Reprise de «négociations de paix directes» israélo-palestiniennes
Les États-Unis ont exhorté lundi Israéliens et Palestiniens à négocier de «bonne foi» afin de trouver un «compromis raisonnable» à quelques heures de la reprise de «pourparlers de paix» directs gelés depuis près de trois ans.
La diplomatie américaine a annoncé que les négociations qui doivent reprendre lundi soir à Washington pourraient durer «au moins neuf mois».
Le président américain Barack Obama, qui avait fait de la résolution du conflit au Proche-Orient la «priorité» de son premier mandat en janvier 2009, avant d’échouer, s’est dit «heureux» que le Premier ministre israélien Benjamin Netanyahu et le président palestinien Mahmoud Abbas aient accepté de reprendre langue et envoyé des négociateurs à Washington.
Les négociations de paix directes israélo-palestiniennes doivent redémarrer par un dîner de rupture du jeûne du ramadan (iftar) vers 20H00 (00H00 GMT) à Washington, pour la première fois depuis qu’elles avaient capoté en septembre 2010, au bout de trois semaines, en raison de la poursuite de la colonisation israélienne à la région est d’al-Qods occupée (Jérusalem-Est) et en Cisjordanie occupée.
«Processus difficile»
Barack Obama a salué un moment «prometteur» tout en avertissant les deux camps qu’ils devront faire des «choix difficiles». «C’est un pas en avant prometteur, même s’il faudra travailler dur», a-t-il prévenu.
«Le plus dur reste à venir dans ces négociations et j’espère que tant les Israéliens que les Palestiniens aborderont ces discussions de bonne foi, avec détermination et une attention soutenue», a déclaré le président américain dans un communiqué.
Son ministre des Affaires étrangères John Kerry, qui a arraché un accord il y a dix jours après six voyages au Proche-Orient en quatre mois, a lui aussi reconnu que le «processus» serait «difficile», pressant Israéliens et Palestiniens à chercher un «compromis raisonnable» pour mettre fin à leur contentieux historique.
Le secrétaire d’État a nommé comme émissaire spécial pour ces négociations un ancien ambassadeur en «Israël», Martin Indyk, 62 ans, qui s’est dit «convaincu depuis 40 ans que la paix était possible».
«Un jour très spécial»
Côté israélien, la ministre de la Justice Tzipi Livni, attendue dans la soirée à Washington pour rencontrer le négociateur en chef palestinien Saëb Erakat, a déjà prédit des pourparlers «très difficiles et problématiques, mais nécessaires».

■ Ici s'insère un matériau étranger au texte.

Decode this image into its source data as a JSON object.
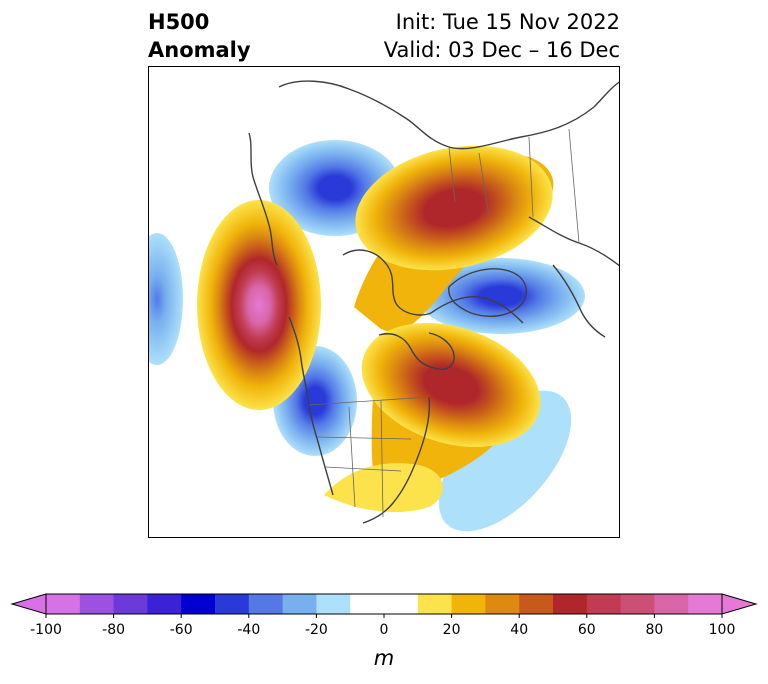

Son président Shimon Peres a lui salué «un jour très spécial» pour un «Moyen-Orient (qui) se trouve dans une situation orageuse».
Les premières réunions lundi et mardi doivent ouvrir une période de discussions «d’au moins neuf mois», ce qui constitue «un calendrier» et «non une date-butoir», a précisé la porte-parole du département d’État Jennifer Psaki.
Processus fragile
Mais l’amorce de ce «processus de paix» reste fragile.
La décision du gouvernement israélien d’approuver la libération de 104 prisonniers palestiniens arrêtés avant les accords d’Oslo en 1993 a été saluée par l’Autorité palestinienne et par Washington mais a provoqué de vives réactions en «Israël».
Qadura Fares, chef du Club des prisonniers palestiniens avait assuré dimanche avant le vote qu’il n’y aurait aucune négociation avec l’entité sioniste sans la libération de ces détenus.
Avant d’approuver la libération de prisonniers palestiniens, le conseil des ministres israélien avait adopté un projet de loi prévoyant un référendum en cas d’«accord de paix» avec les Palestiniens.
Selon ses services, Netanyahu a jugé «important que, pour de telles décisions historiques, chaque citoyen vote directement».
Le référendum deviendrait ainsi la dernière étape nécessaire pour entériner un éventuel «accord de paix», après l’approbation du gouvernement puis celle du Parlement.